I a challenge with Google  that is a good case in point. I have two Google e-mail accounts: hardly unique. But in this massive organization’s self-contained world–even using my real name, passwords and my patterns of internet usage–I am still “Person 1” and “Person 2.” And they are pretty sure that one of us is up to no good.  I benefit from using Google Analytics data for this blog. It does what Google does best: track, count and sort. But person 2—who, I swear, looks exactly like me in a mirror—apparently has no business even asking to see the data. Sadly, they think they are being useful to warn Person 1 that Person 2 is trying to break into my account. Ditto for Microsoft, with confounding and insistent new logins to expose what they see as different accounts hacked by robots. In the name of security, the idea of personhood has more or less been lost on them. They think a real person can read laughably smudged CAPTCHA tests. Meanwhile, these companies have moved on to creating networks they are selling as “teams,” apparently not noticing they have yet to master the basics of authentic one-on-one communication.

My more computer savvy friends will tell me there are workarounds for these inconveniences, especially if I am willing to take them on as my second job. But they are missing the point. In many cases there is only a useless “virtual (non)person” to “chat” with. Even a two-year old can detect the fraud of a fake human being passed off as the real thing: the original basis of the previously discussed Turing Test.
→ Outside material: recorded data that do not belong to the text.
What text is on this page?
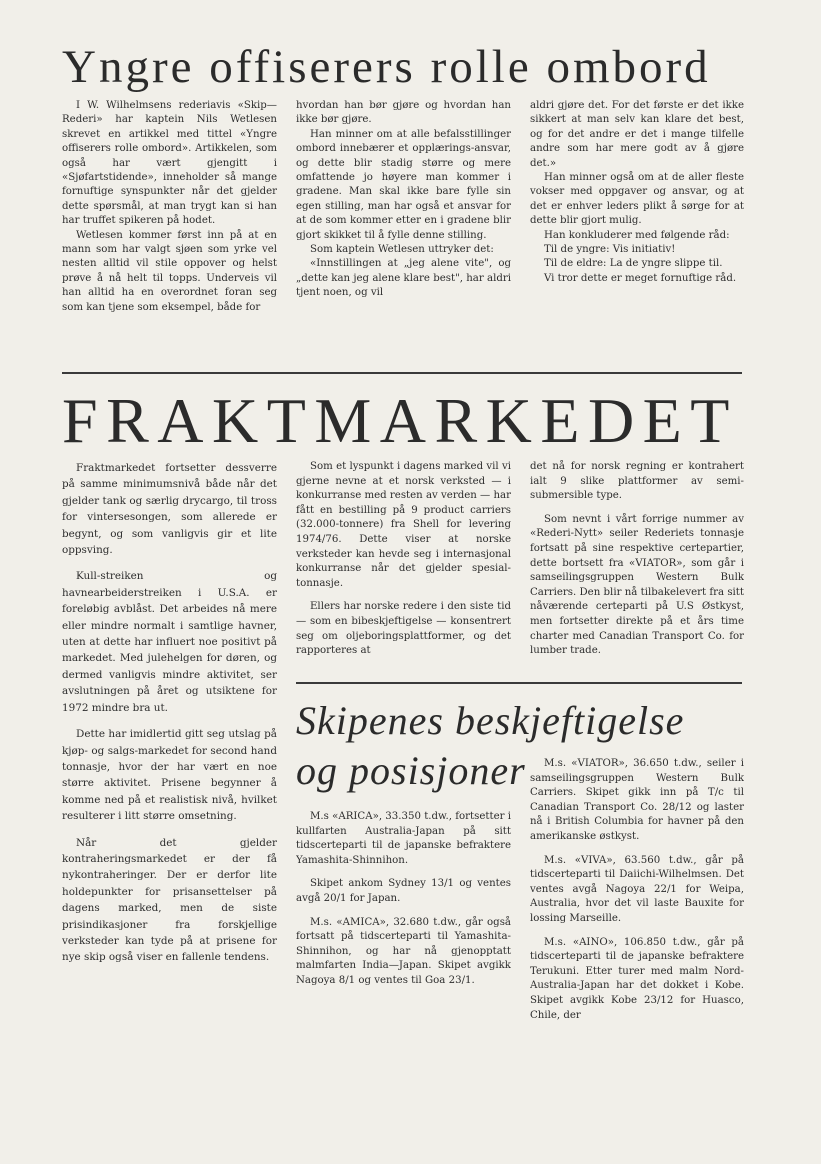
Yngre offiserers rolle ombord

I W. Wilhelmsens rederiavis «Skip—Rederi» har kaptein Nils Wetlesen skrevet en artikkel med tittel «Yngre offiserers rolle ombord». Artikkelen, som også har vært gjengitt i «Sjøfartstidende», inneholder så mange fornuftige synspunkter når det gjelder dette spørsmål, at man trygt kan si han har truffet spikeren på hodet.

Wetlesen kommer først inn på at en mann som har valgt sjøen som yrke vel nesten alltid vil stile oppover og helst prøve å nå helt til topps. Underveis vil han alltid ha en overordnet foran seg som kan tjene som eksempel, både for

hvordan han bør gjøre og hvordan han ikke bør gjøre.

Han minner om at alle befalsstillinger ombord innebærer et opplærings-ansvar, og dette blir stadig større og mere omfattende jo høyere man kommer i gradene. Man skal ikke bare fylle sin egen stilling, man har også et ansvar for at de som kommer etter en i gradene blir gjort skikket til å fylle denne stilling.

Som kaptein Wetlesen uttryker det:

«Innstillingen at „jeg alene vite", og „dette kan jeg alene klare best", har aldri tjent noen, og vil

aldri gjøre det. For det første er det ikke sikkert at man selv kan klare det best, og for det andre er det i mange tilfelle andre som har mere godt av å gjøre det.»

Han minner også om at de aller fleste vokser med oppgaver og ansvar, og at det er enhver leders plikt å sørge for at dette blir gjort mulig.

Han konkluderer med følgende råd:

Til de yngre: Vis initiativ!

Til de eldre: La de yngre slippe til.

Vi tror dette er meget fornuftige råd.

FRAKTMARKEDET

Fraktmarkedet fortsetter dessverre på samme minimumsnivå både når det gjelder tank og særlig drycargo, til tross for vintersesongen, som allerede er begynt, og som vanligvis gir et lite oppsving.

Kull-streiken og havnearbeiderstreiken i U.S.A. er foreløbig avblåst. Det arbeides nå mere eller mindre normalt i samtlige havner, uten at dette har influert noe positivt på markedet. Med julehelgen for døren, og dermed vanligvis mindre aktivitet, ser avslutningen på året og utsiktene for 1972 mindre bra ut.

Dette har imidlertid gitt seg utslag på kjøp- og salgs-markedet for second hand tonnasje, hvor der har vært en noe større aktivitet. Prisene begynner å komme ned på et realistisk nivå, hvilket resulterer i litt større omsetning.

Når det gjelder kontraheringsmarkedet er der få nykontraheringer. Der er derfor lite holdepunkter for prisansettelser på dagens marked, men de siste prisindikasjoner fra forskjellige verksteder kan tyde på at prisene for nye skip også viser en fallenle tendens.

Som et lyspunkt i dagens marked vil vi gjerne nevne at et norsk verksted — i konkurranse med resten av verden — har fått en bestilling på 9 product carriers (32.000-tonnere) fra Shell for levering 1974/76. Dette viser at norske verksteder kan hevde seg i internasjonal konkurranse når det gjelder spesial-tonnasje.

Ellers har norske redere i den siste tid — som en bibeskjeftigelse — konsentrert seg om oljeboringsplattformer, og det rapporteres at

det nå for norsk regning er kontrahert ialt 9 slike plattformer av semi-submersible type.

Som nevnt i vårt forrige nummer av «Rederi-Nytt» seiler Rederiets tonnasje fortsatt på sine respektive certepartier, dette bortsett fra «VIATOR», som går i samseilingsgruppen Western Bulk Carriers. Den blir nå tilbakelevert fra sitt nåværende certeparti på U.S Østkyst, men fortsetter direkte på et års time charter med Canadian Transport Co. for lumber trade.

Skipenes beskjeftigelse
og posisjoner

M.s «ARICA», 33.350 t.dw., fortsetter i kullfarten Australia-Japan på sitt tidscerteparti til de japanske befraktere Yamashita-Shinnihon.

Skipet ankom Sydney 13/1 og ventes avgå 20/1 for Japan.

M.s. «AMICA», 32.680 t.dw., går også fortsatt på tidscerteparti til Yamashita-Shinnihon, og har nå gjenopptatt malmfarten India—Japan. Skipet avgikk Nagoya 8/1 og ventes til Goa 23/1.

M.s. «VIATOR», 36.650 t.dw., seiler i samseilingsgruppen Western Bulk Carriers. Skipet gikk inn på T/c til Canadian Transport Co. 28/12 og laster nå i British Columbia for havner på den amerikanske østkyst.

M.s. «VIVA», 63.560 t.dw., går på tidscerteparti til Daiichi-Wilhelmsen. Det ventes avgå Nagoya 22/1 for Weipa, Australia, hvor det vil laste Bauxite for lossing Marseille.

M.s. «AINO», 106.850 t.dw., går på tidscerteparti til de japanske befraktere Terukuni. Etter turer med malm Nord-Australia-Japan har det dokket i Kobe. Skipet avgikk Kobe 23/12 for Huasco, Chile, der
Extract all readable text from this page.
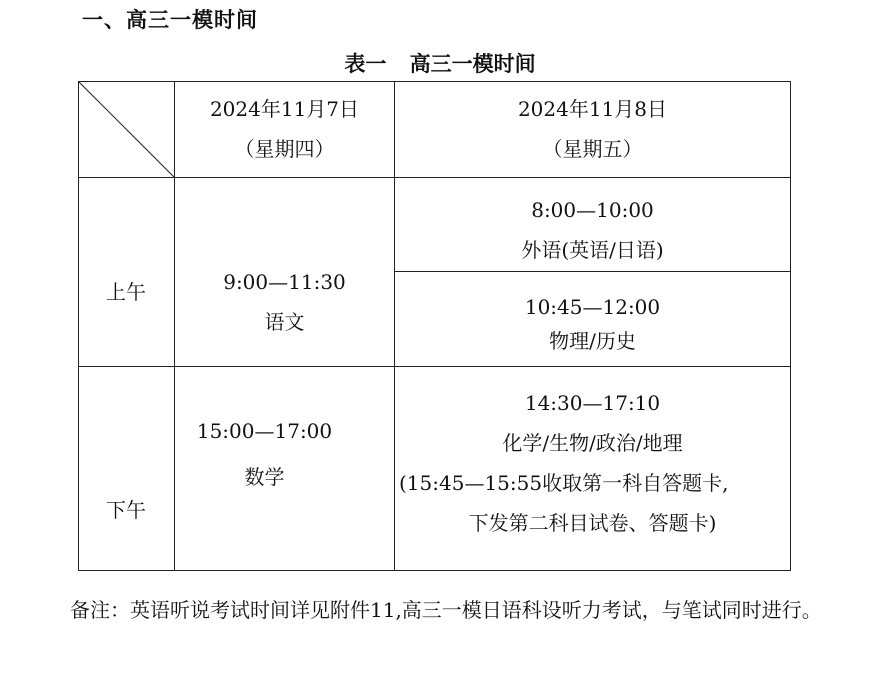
一、高三一模时间
表一 高三一模时间
2024年11月7日
（星期四）
2024年11月8日
（星期五）
上午
下午
9:00—11:30
语文
15:00—17:00
数学
8:00—10:00
外语(英语/日语)
10:45—12:00
物理/历史
14:30—17:10
化学/生物/政治/地理
(15:45—15:55收取第一科自答题卡,
下发第二科目试卷、答题卡)
备注：英语听说考试时间详见附件11,高三一模日语科设听力考试，与笔试同时进行。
To be sure, organizations feel like they are under siege from product users who call insistently because they can barely understand the services they purchased. But these companies have abetted the constant connectivity they now want to run away from.  For sure, Americans have all but surgically implanted their phones in their right hands. Not-so-smart phones have become substitutes and surrogates for many of us. But its all part of their world these giants created, and they need to find better ways to deal with their users as humans.

No wonder electronic games are so popular with more Americans. They can make interacting fun—even if it is just with a machine. At the same time, many of us our losing our capacities to deal directly with others in the kinds of collaborative problem-solving that existed just a few generations ago.